XV

Il a encore été expérimentalement démontré que ce fluide odique peut être capté. Il est possible d’en charger n’importe quel objet. L’objet magnétisé, dans lequel le magnétiseur a fait passer une partie de sa force vitale, toute possibilité de suggestion étant écartée, conservera toujours sur le sensitif la même action, c’est-à-dire celle qu’avait voulue le magnétiseur. Il le fera rire ou pleurer, grelotter ou suer, danser ou s’endormir, selon la volonté qu’avait le magnétiseur en émettant son fluide. En outre, ce fluide paraît indestructible : un pilon de marbre magnétisé, et mis successivement dans l’acide muriatique, nitreux et sulfurique, soumis à l’action corrosive de l’ammoniaque, ne perd rien de sa force.
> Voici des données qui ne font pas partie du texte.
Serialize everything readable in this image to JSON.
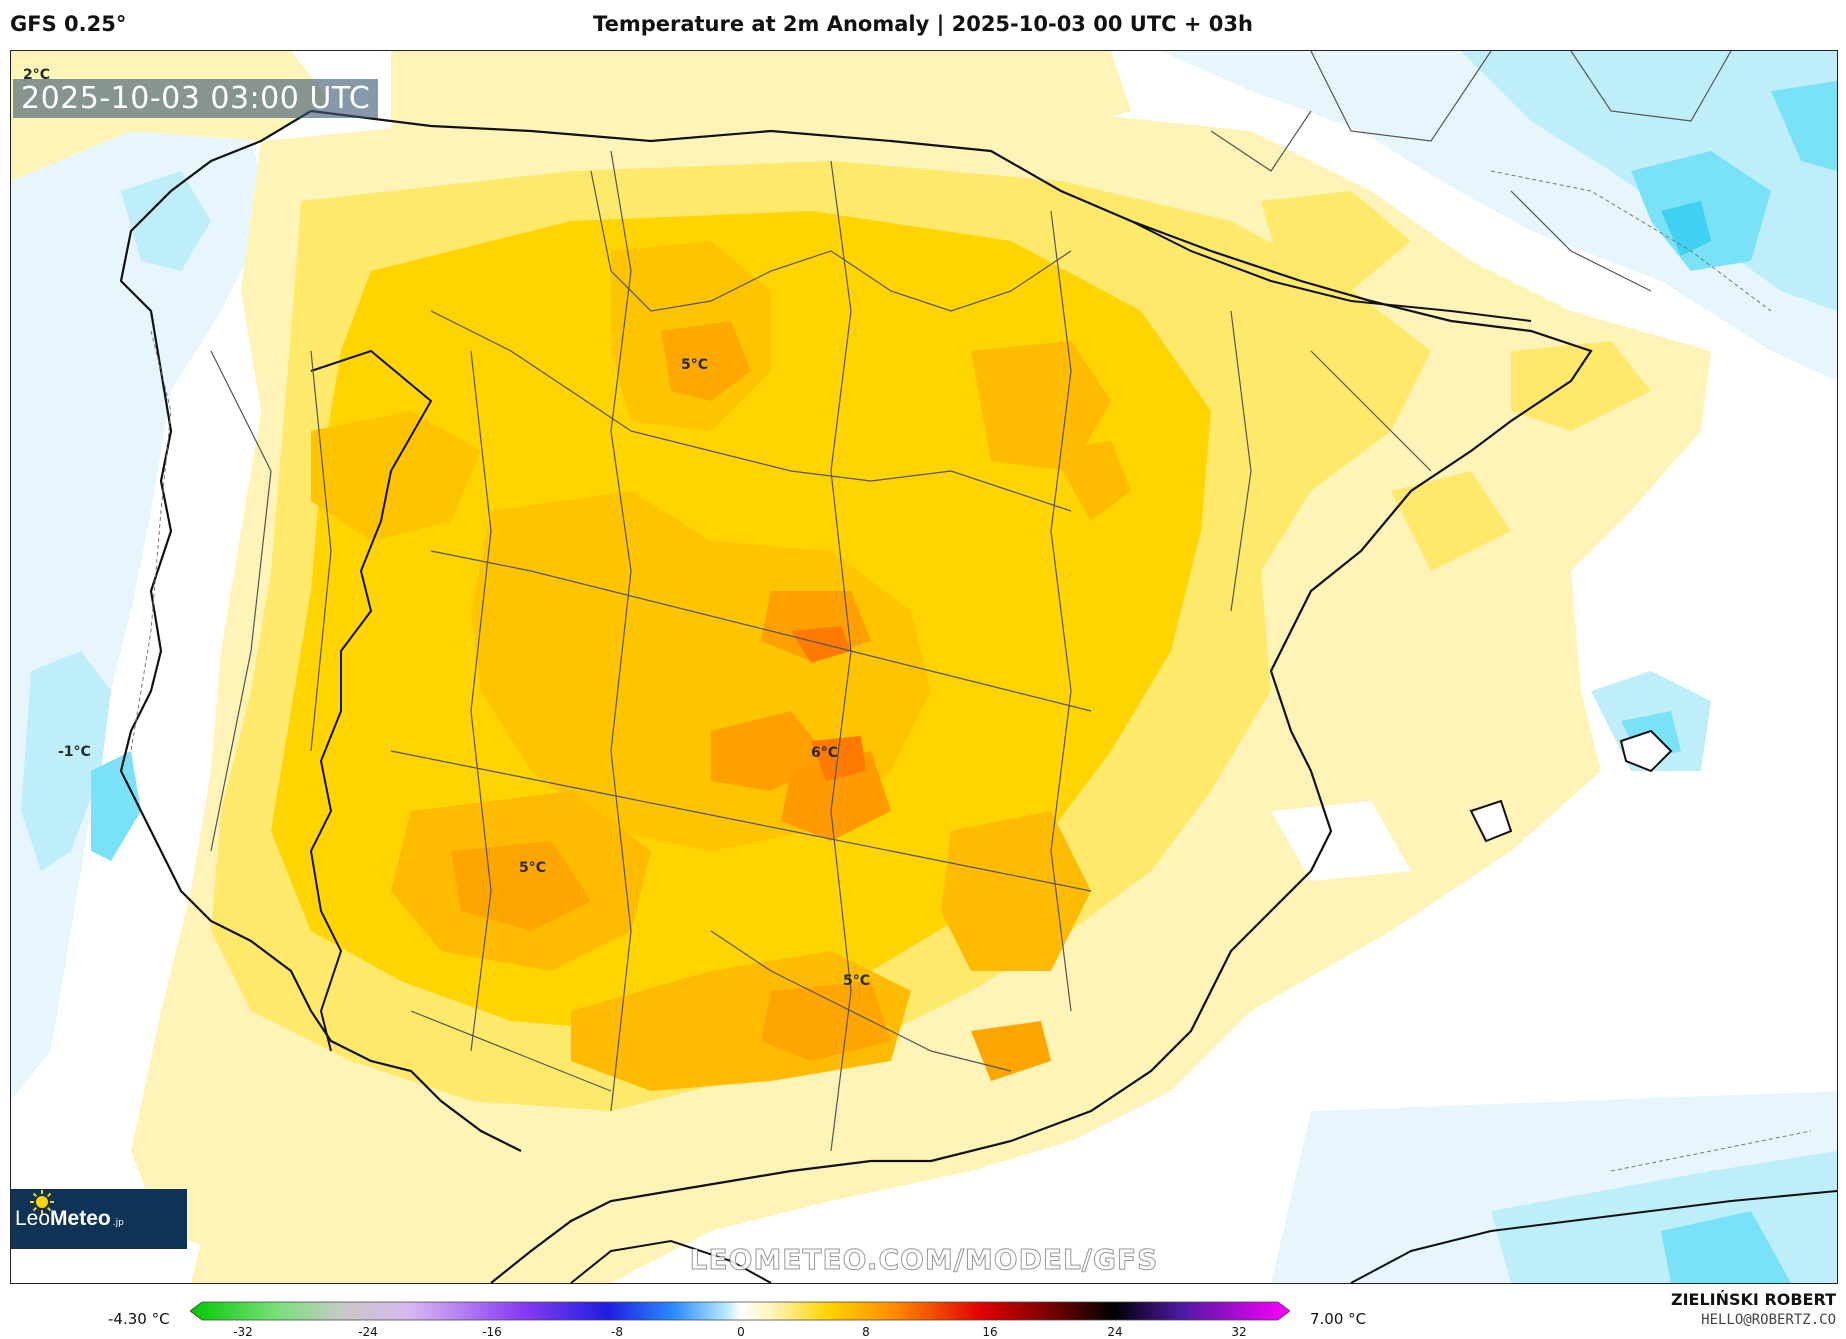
{
  "header": {
    "model": "GFS 0.25°",
    "title": "Temperature at 2m Anomaly | 2025-10-03 00 UTC + 03h"
  },
  "map": {
    "timestamp": "2025-10-03 03:00 UTC",
    "labels": [
      {
        "text": "2°C"
      },
      {
        "text": "5°C"
      },
      {
        "text": "-1°C"
      },
      {
        "text": "6°C"
      },
      {
        "text": "5°C"
      },
      {
        "text": "5°C"
      }
    ],
    "watermark": "LEOMETEO.COM/MODEL/GFS",
    "logo": {
      "brand_light": "Leo",
      "brand_bold": "Meteo",
      "suffix": ".jp"
    }
  },
  "colorbar": {
    "min_label": "-4.30 °C",
    "max_label": "7.00 °C",
    "ticks": [
      "-32",
      "-24",
      "-16",
      "-8",
      "0",
      "8",
      "16",
      "24",
      "32"
    ]
  },
  "footer": {
    "author": "ZIELIŃSKI ROBERT",
    "email": "HELLO@ROBERTZ.CO"
  },
  "colors": {
    "anomaly_neg_light": "#e6f6fc",
    "anomaly_neg": "#bfeefb",
    "anomaly_neg_strong": "#55d8f6",
    "anomaly_pos_light": "#fff4b8",
    "anomaly_pos": "#ffe96a",
    "anomaly_pos_mid": "#ffd400",
    "anomaly_pos_strong": "#ffb300",
    "anomaly_pos_max": "#ff8c00"
  }
}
Une barre de fer chauffée à blanc, de la résine fondue et recoulée en d’autres formes, l’eau bouillie, le papier brûlé et réduit en cendres, garde toute sa puissance. Il y a plus, pour prouver que l’appréciation de cette force ne dépend pas d’une impression humaine, on a constaté que l’eau magnétisée, puis bouillie, dévie de vingt degrés, comme avant l’ébullition, l’aiguille d’un rhéomètre, qui est, comme chacun le sait, l’appareil qui mesure les courants électriques. Il serait intéressant de savoir si cette force vitale emprisonnée dans un objet survit au magnétiseur. Je ne sais si des expériences ont été faites sur ce point. En tous cas, on a observé que plus de six mois après avoir été chargées d’Od, les substances les plus hétéroclites : fer, étain, colophane, cire, soufre, marbre, gardaient intactes leurs vertus magnétiques.